6th to 16th Century - During the Middle Ages, thick blocks of coarse stale bread called trenchers were used in place of plates. Meats and other foods were piled on top of the bread to be eaten with their fingers and sometimes with the aid of knives. At the end of the meal, one either ate the trencher or, if hunger had been satisfied, tossed the gravy-soaked bread to their dogs or given as alms


16th and 17th Century - The sandwich appears to have been simply known as "bread and meat" or "bread and cheese". These two phrases are found throughout English drama from the sixteenth and seventeenth centuries.

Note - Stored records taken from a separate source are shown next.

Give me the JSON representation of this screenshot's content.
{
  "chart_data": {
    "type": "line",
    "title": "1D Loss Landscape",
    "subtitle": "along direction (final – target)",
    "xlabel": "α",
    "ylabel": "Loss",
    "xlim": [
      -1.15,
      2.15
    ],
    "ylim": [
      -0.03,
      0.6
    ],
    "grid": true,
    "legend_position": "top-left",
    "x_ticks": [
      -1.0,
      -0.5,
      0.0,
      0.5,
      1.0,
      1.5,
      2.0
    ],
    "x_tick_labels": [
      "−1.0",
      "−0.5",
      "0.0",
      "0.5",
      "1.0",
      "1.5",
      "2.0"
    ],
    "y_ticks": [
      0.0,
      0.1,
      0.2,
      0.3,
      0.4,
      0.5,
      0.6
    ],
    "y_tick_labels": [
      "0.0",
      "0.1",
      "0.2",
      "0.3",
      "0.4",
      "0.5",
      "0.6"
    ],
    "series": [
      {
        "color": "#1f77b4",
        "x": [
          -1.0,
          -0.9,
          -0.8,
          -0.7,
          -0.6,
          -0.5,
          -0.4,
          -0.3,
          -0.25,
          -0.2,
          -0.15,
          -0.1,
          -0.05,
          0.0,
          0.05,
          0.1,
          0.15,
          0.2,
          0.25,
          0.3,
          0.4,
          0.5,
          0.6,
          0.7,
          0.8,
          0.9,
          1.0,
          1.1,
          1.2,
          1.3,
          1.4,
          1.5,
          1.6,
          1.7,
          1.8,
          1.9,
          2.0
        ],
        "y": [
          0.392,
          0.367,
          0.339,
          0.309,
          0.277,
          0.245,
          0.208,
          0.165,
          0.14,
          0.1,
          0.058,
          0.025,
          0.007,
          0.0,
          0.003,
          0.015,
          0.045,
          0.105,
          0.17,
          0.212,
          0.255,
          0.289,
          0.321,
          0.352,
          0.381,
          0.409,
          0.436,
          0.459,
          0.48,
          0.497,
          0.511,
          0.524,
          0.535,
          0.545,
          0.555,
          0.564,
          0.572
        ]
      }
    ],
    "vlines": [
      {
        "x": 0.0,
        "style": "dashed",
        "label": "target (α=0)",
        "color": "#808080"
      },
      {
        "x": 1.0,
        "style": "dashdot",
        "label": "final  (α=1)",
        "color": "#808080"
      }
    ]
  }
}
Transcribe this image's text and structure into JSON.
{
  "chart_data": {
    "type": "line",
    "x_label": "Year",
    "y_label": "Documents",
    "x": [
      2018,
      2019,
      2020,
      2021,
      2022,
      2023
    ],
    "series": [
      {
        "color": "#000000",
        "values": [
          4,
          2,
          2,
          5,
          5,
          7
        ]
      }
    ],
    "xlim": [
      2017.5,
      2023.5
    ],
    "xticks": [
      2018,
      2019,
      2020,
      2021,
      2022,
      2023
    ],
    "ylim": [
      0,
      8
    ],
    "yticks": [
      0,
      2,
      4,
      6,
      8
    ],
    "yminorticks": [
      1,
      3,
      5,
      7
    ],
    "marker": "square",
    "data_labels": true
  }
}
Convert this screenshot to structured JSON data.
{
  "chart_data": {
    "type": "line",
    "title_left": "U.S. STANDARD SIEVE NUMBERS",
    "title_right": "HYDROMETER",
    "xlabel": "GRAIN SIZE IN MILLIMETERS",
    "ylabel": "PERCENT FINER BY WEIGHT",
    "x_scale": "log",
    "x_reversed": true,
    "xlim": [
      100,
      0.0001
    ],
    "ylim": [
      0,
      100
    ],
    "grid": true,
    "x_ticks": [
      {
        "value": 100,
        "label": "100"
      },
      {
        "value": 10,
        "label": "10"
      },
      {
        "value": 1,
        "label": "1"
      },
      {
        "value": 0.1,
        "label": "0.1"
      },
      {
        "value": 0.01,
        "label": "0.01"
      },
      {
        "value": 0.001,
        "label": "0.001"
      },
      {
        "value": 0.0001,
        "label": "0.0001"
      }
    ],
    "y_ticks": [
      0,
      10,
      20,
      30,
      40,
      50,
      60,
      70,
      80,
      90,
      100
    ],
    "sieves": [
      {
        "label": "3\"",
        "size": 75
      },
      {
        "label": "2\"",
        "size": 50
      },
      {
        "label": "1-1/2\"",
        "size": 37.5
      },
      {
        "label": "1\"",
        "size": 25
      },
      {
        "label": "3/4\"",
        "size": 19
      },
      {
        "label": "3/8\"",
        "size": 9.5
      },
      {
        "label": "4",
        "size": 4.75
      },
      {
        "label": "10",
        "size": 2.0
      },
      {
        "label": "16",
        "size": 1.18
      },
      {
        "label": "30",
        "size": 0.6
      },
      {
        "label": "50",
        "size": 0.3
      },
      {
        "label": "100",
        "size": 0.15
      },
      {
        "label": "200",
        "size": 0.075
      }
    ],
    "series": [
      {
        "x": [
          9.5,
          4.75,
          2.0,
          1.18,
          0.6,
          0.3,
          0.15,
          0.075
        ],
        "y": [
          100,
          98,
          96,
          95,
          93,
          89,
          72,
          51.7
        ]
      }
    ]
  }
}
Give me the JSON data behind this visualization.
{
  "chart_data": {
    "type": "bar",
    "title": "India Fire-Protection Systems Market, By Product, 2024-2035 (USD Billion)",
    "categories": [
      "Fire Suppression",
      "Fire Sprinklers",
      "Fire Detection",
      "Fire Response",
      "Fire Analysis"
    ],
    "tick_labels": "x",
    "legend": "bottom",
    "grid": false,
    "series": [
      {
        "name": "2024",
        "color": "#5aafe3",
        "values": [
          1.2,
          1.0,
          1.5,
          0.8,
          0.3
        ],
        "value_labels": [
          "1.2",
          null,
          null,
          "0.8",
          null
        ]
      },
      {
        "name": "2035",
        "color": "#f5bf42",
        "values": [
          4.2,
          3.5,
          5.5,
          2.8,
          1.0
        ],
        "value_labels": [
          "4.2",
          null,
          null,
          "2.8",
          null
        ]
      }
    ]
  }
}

1762 - The first written record of the word "sandwich" appeared in the journal of Edward Gibbons (1737-1794), an English author, scholar, and historian.


1762 - It is also said that the cooks at London's Beef Steak Club, a gentlemen's gaming club held at the Shakespeare Tavern, invented the first sandwich.


John Montague (1718-1792), the Fourth Earl of Sandwich, was a hardened gambler and usually gambled for hours at a time, sometimes refusing to get up even for meals. It is said that he ordered his valet to bring him meat tucked between two pieces of bread. Because Montague also happened to be the Fourth Earl of Sandwich, others began to order "the same as Sandwich!" The original sandwich was, in fact, a piece of salt beef between two slices of toasted bread.


1840 - The sandwich was introduced to America by Elizabeth Leslie (1787-1858). In her Directions for Cookery, she has a recipe for ham sandwiches that she suggested as a main dish.


1900's - The sandwich became very popular in the American diet when bakeries started selling pre-sliced bread, thus making sandwiches very easy to create. Sandwiches became an easy, portable meal for workers and schoolchildren alike.